In the display state where “lighting state” is set, the clock and frame signals are transmitted from the display control circuit 22 to the common driver.
23 and the segment driver 24, and the display data is further applied to the segment driver 24. As a result, the common driver 23 generates common signals CMN1 to CMN1 to CM3 having a selected waveform or a non-selected waveform as shown in FIGS.
CMNn is formed and applied to each common electrode. The segment driver 24 outputs a segment signal having an ON waveform or an OFF waveform as shown in FIG.
SEGi is formed and applied to the corresponding segment electrode. Thus, an ON waveform or an OFF waveform according to the display data is applied to each pixel of the LCD 25, and an image is displayed.
In this case, the common signals CMN1 to CMNn and the segment signal SE
Gi is inverted every half cycle of the frame signal shown in FIG. 2D and becomes an AC drive signal.

In the non-display state in which the “non-lighting state” is set, the operation of the display-time control circuit 22 stops, and the display-time control circuit 22 sends the clock and frame signals to the common driver 23 and the segment driver 24, as well as the display data. Not applied.
However, in this case, the non-display control circuit 27 outputs a frame signal as shown in FIG. 3 (D), which is applied to the common driver 23 and the segment driver 24 via the OR gate 26. As a result, the common driver 23
Forms common signals CMN1 to CMNn which are inverted every half cycle of the frame signal as shown in FIGS. 3A and 3B and are applied to each common electrode. Also segment driver
24 also forms a segment signal SEGi that is inverted every half cycle of the frame signal as shown in FIG. 3 (C) and applies it to the corresponding segment electrode.

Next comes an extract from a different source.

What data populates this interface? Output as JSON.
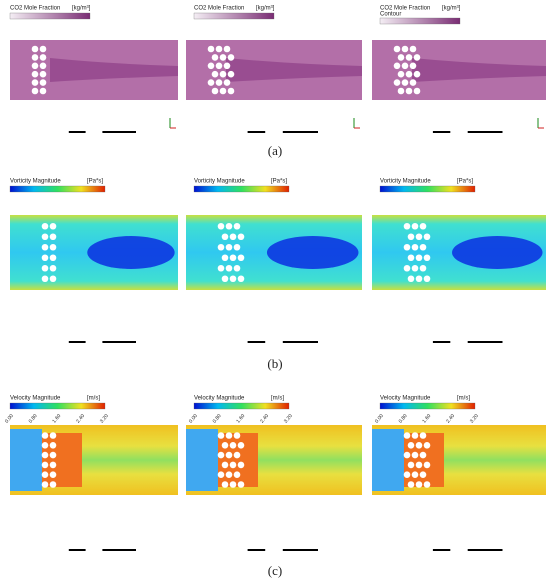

As described above, in the non-display state, the frame signal is not supplied from the display-time control circuit 22 but is supplied from the separate non-display-time control circuit 27. It can be significantly reduced in comparison. Moreover,
Since the periodically inverted common signals CMN1 to CMNn and the segment signal SEGi are applied to the LCD 25,
, No DC bias voltage is applied, and no deterioration due to the DC voltage application occurs.

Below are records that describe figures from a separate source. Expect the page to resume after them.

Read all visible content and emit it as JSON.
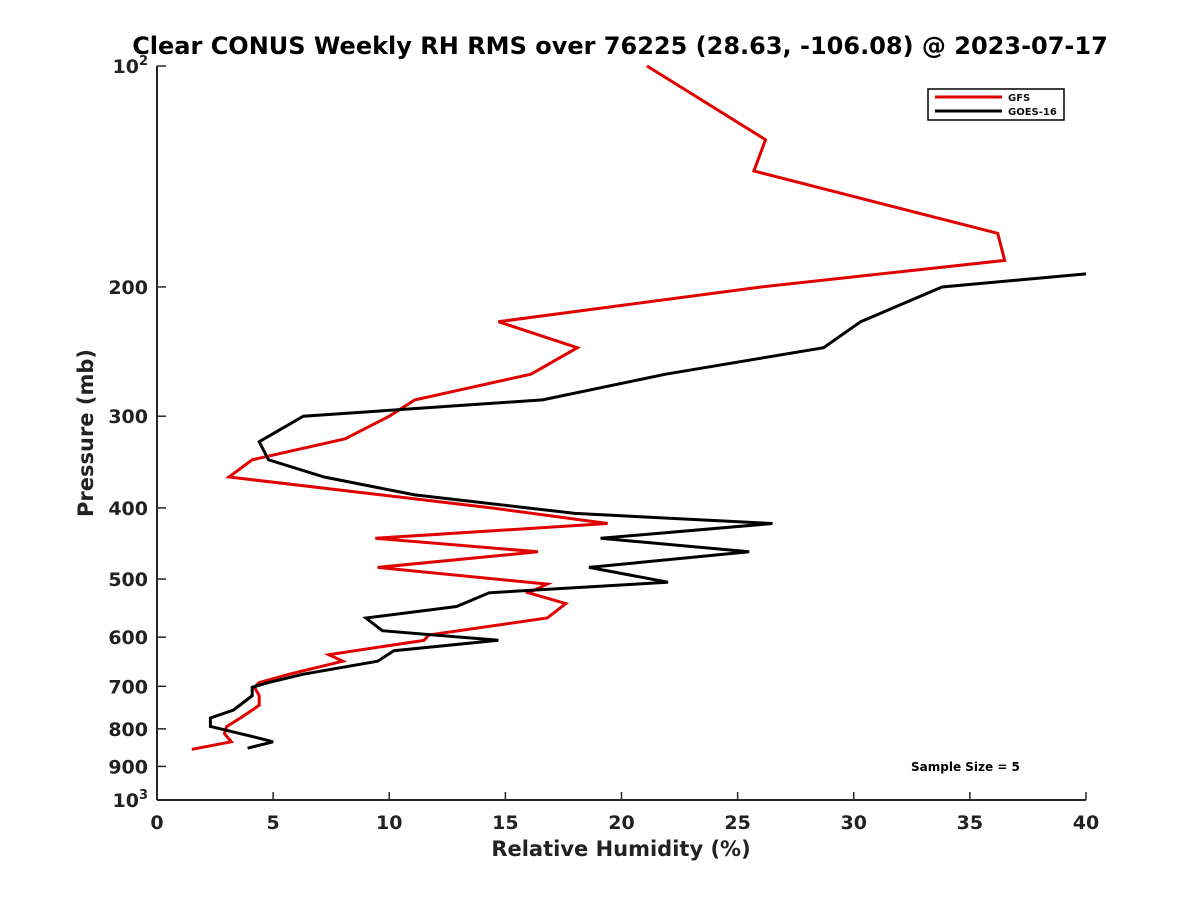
{
  "chart_data": {
    "type": "line",
    "title": "Clear CONUS Weekly RH RMS over 76225 (28.63, -106.08) @ 2023-07-17",
    "xlabel": "Relative Humidity (%)",
    "ylabel": "Pressure (mb)",
    "xlim": [
      0,
      40
    ],
    "ylim": [
      100,
      1000
    ],
    "y_scale": "log",
    "y_inverted": true,
    "x_ticks": [
      0,
      5,
      10,
      15,
      20,
      25,
      30,
      35,
      40
    ],
    "y_ticks": [
      {
        "value": 100,
        "label": "10",
        "sup": "2"
      },
      {
        "value": 200,
        "label": "200",
        "sup": ""
      },
      {
        "value": 300,
        "label": "300",
        "sup": ""
      },
      {
        "value": 400,
        "label": "400",
        "sup": ""
      },
      {
        "value": 500,
        "label": "500",
        "sup": ""
      },
      {
        "value": 600,
        "label": "600",
        "sup": ""
      },
      {
        "value": 700,
        "label": "700",
        "sup": ""
      },
      {
        "value": 800,
        "label": "800",
        "sup": ""
      },
      {
        "value": 900,
        "label": "900",
        "sup": ""
      },
      {
        "value": 1000,
        "label": "10",
        "sup": "3"
      }
    ],
    "grid": false,
    "legend_position": "top-right",
    "series": [
      {
        "name": "GFS",
        "color": "#e00000",
        "points": [
          [
            21.1,
            100
          ],
          [
            26.2,
            126
          ],
          [
            25.7,
            139
          ],
          [
            36.2,
            169
          ],
          [
            36.5,
            184
          ],
          [
            26.0,
            200
          ],
          [
            14.7,
            223
          ],
          [
            18.1,
            242
          ],
          [
            16.1,
            263
          ],
          [
            11.1,
            285
          ],
          [
            10.0,
            300
          ],
          [
            8.1,
            322
          ],
          [
            4.1,
            344
          ],
          [
            3.1,
            363
          ],
          [
            14.4,
            400
          ],
          [
            19.4,
            420
          ],
          [
            9.4,
            440
          ],
          [
            16.4,
            459
          ],
          [
            9.5,
            482
          ],
          [
            16.8,
            508
          ],
          [
            16.0,
            522
          ],
          [
            17.6,
            540
          ],
          [
            16.8,
            565
          ],
          [
            11.7,
            596
          ],
          [
            11.5,
            606
          ],
          [
            7.4,
            634
          ],
          [
            8.0,
            647
          ],
          [
            5.7,
            674
          ],
          [
            4.4,
            692
          ],
          [
            4.2,
            702
          ],
          [
            4.4,
            721
          ],
          [
            4.4,
            743
          ],
          [
            3.6,
            773
          ],
          [
            3.0,
            794
          ],
          [
            2.9,
            812
          ],
          [
            3.2,
            833
          ],
          [
            1.5,
            853
          ]
        ]
      },
      {
        "name": "GOES-16",
        "color": "#000000",
        "points": [
          [
            40.0,
            192
          ],
          [
            33.8,
            200
          ],
          [
            30.3,
            223
          ],
          [
            28.7,
            242
          ],
          [
            21.9,
            263
          ],
          [
            16.6,
            285
          ],
          [
            6.3,
            300
          ],
          [
            4.4,
            325
          ],
          [
            4.8,
            344
          ],
          [
            7.2,
            363
          ],
          [
            11.1,
            384
          ],
          [
            18.0,
            407
          ],
          [
            26.5,
            420
          ],
          [
            19.1,
            440
          ],
          [
            25.5,
            459
          ],
          [
            18.6,
            482
          ],
          [
            22.0,
            505
          ],
          [
            14.3,
            522
          ],
          [
            12.9,
            545
          ],
          [
            9.0,
            565
          ],
          [
            9.7,
            588
          ],
          [
            14.7,
            606
          ],
          [
            10.2,
            626
          ],
          [
            9.5,
            647
          ],
          [
            6.3,
            674
          ],
          [
            4.8,
            692
          ],
          [
            4.1,
            702
          ],
          [
            4.1,
            721
          ],
          [
            3.8,
            733
          ],
          [
            3.3,
            754
          ],
          [
            2.3,
            773
          ],
          [
            2.3,
            794
          ],
          [
            4.2,
            821
          ],
          [
            5.0,
            833
          ],
          [
            3.9,
            850
          ]
        ]
      }
    ],
    "annotation": "Sample Size = 5"
  }
}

[Effects of the Invention] As described in detail above, according to the present invention, a common electrode drive circuit of an LCD, a segment electrode drive circuit of an LCD, and a common electrode drive circuit and a segment electrode drive circuit only during a display state of an LCD A display control circuit that supplies display data, a clock, and a frame signal for inverting the output potential of the common electrode drive circuit and the segment electrode drive circuit;
A non-display control circuit that supplies only the frame signal for inverting the output potential of the common electrode drive circuit and the segment electrode drive circuit in the non-display state of D provides low power consumption and the application of a DC bias voltage Without doing
The LCD can be set to a non-display state.

[Brief description of the drawings]

FIG. 1 is a block diagram schematically showing an electrical configuration of an LCD system according to one embodiment of the present invention, FIG. 2 is a time chart when the LCD shown in FIG. 1 is in a display state, and FIG. Time chart in non-display state, Fig. 4 shows conventional LCD
It is a block diagram which shows a system schematically. 21 display memory, 22 display control circuit, 23 common driver, 24 segment driver, 25 LCD, 2
6 or gate, 27 non-display control circuit.

Claims (1)

(57) [Claims] 1. An LCD common electrode drive circuit, an LCD segment electrode drive circuit, and display data, a clock, and a common electrode drive signal to the common electrode drive circuit and the segment electrode drive circuit only when the LCD is in a display state. A display control circuit for supplying a frame signal for inverting the output potential of the circuit and the segment electrode driving circuit, and only a frame signal for inverting the output potential of the common electrode driving circuit and the segment electrode driving circuit when the LCD is not displayed And a non-display control circuit for supplying the data.